Deputados da oposição e o assessor especial da presidência, embaixador Celso Amorim, divergiram em uma comissão na Câmara dos Deputados sobre os recentes atritos nas relações entre Brasil e Estados Unidos.
Amorim afirmou que as ações dos EUA, como o aumento de tarifas, são motivadas politicamente, e destacou que o governo brasileiro não aceitará medidas unilaterais que afetem sua soberania. “O presidente Lula tem sido firme em reiterar que não aceitaremos que medidas unilaterais sejam utilizadas como pretexto para relativizar a soberania nacional”, disse.
Por outro lado, parlamentares da oposição, como o presidente da Comissão de Relações Exteriores, Luiz Philippe de Orléans e Bragança, responsabilizaram o governo brasileiro pelas ações do governo Trump, afirmando que a atual postura do Brasil no Brics demonstra um anti-americanismo sistemático.
O deputado Marcel Van Hatten também criticou o governo, alegando que o Brasil agiu de forma agressiva em relação à soberania dos EUA, especialmente em relação ao bloqueio de contas de empresas americanas.
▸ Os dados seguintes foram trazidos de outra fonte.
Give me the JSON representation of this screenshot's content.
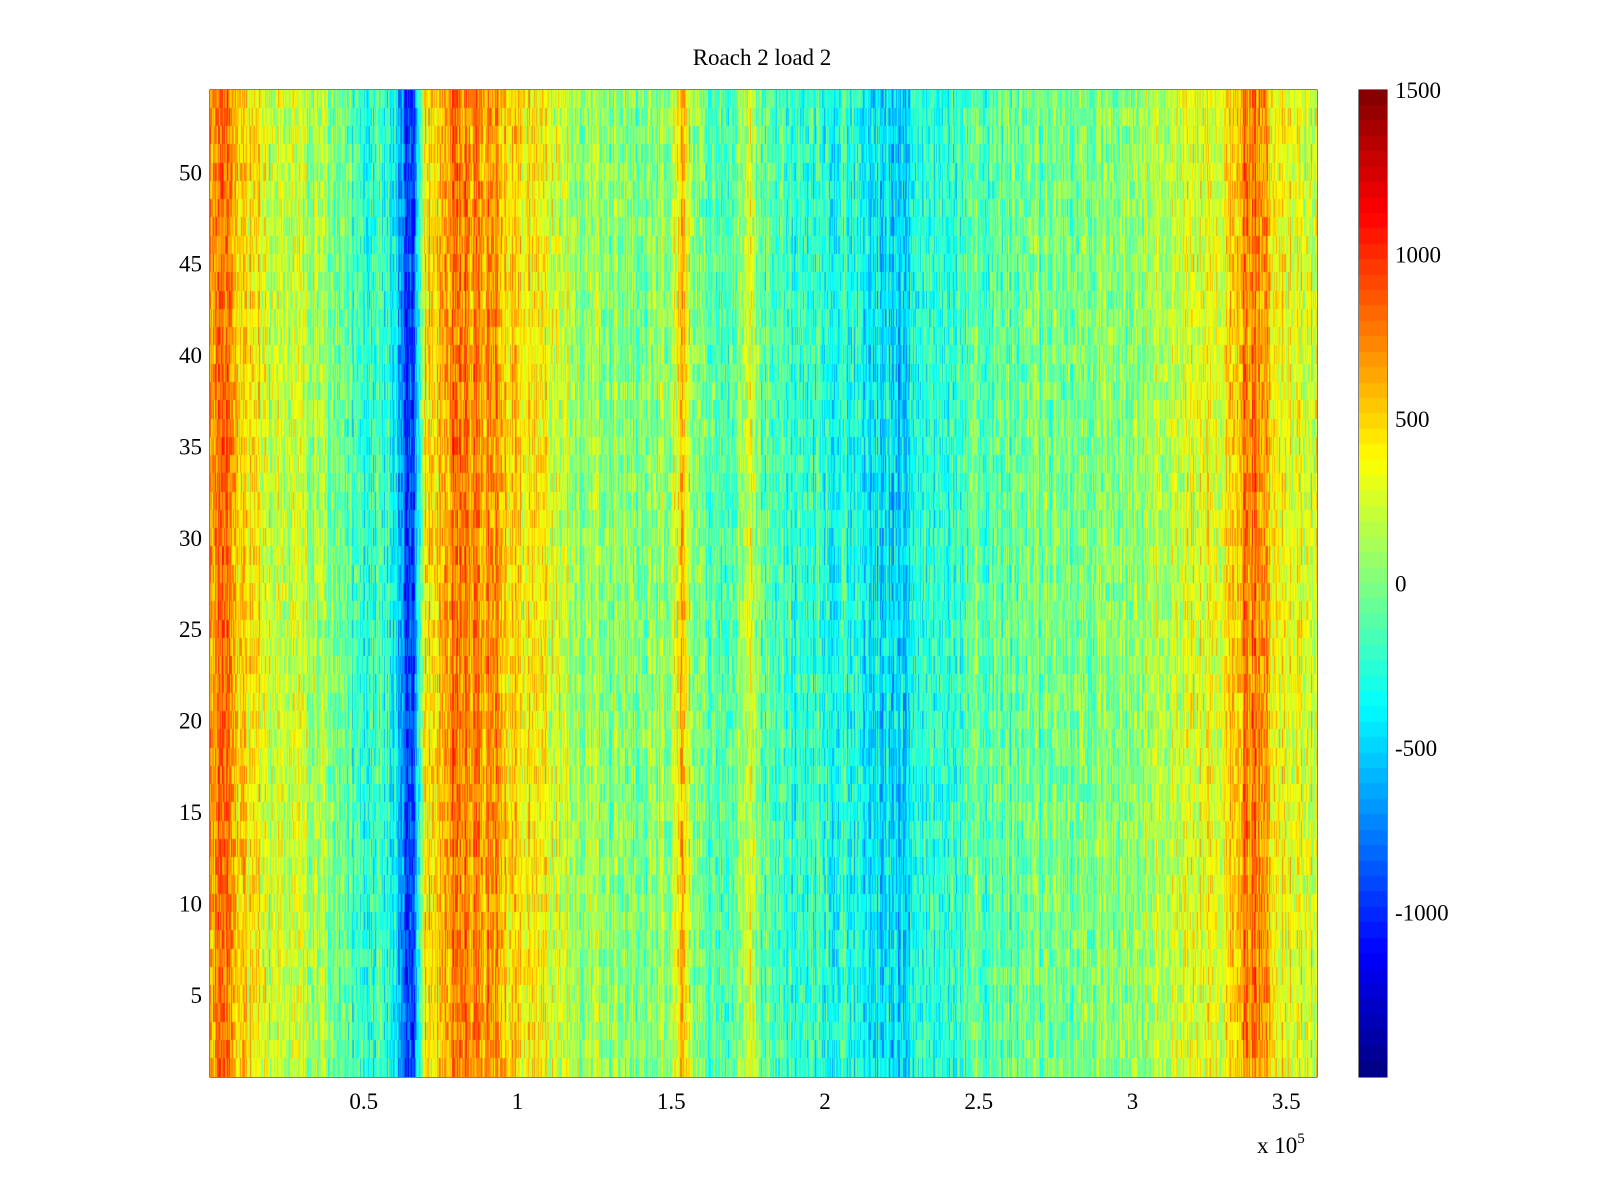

Amorim, no entanto, defendeu que os atritos não têm razões ideológicas e que o Brasil está aberto a negociações com qualquer governo.
O embaixador ainda comentou sobre a classificação das facções criminosas do Brasil como organizações terroristas pelos EUA, alertando que essa designação pode ser usada como justificativa para intervenções externas. “Não se pode ignorar que determinadas interpretações extremas da classificação como terrorista já foram utilizadas para justificar operações de força em outros contextos internacionais”, afirmou.
A oposição, por sua vez, defendeu a posição dos EUA e criticou a resistência do governo brasileiro, com o deputado General Girão expressando preocupação com a possibilidade de ações das forças especiais americanas no Brasil. Amorim reafirmou que a soberania do Brasil deve ser mantida e que o combate ao crime organizado deve ser uma questão interna.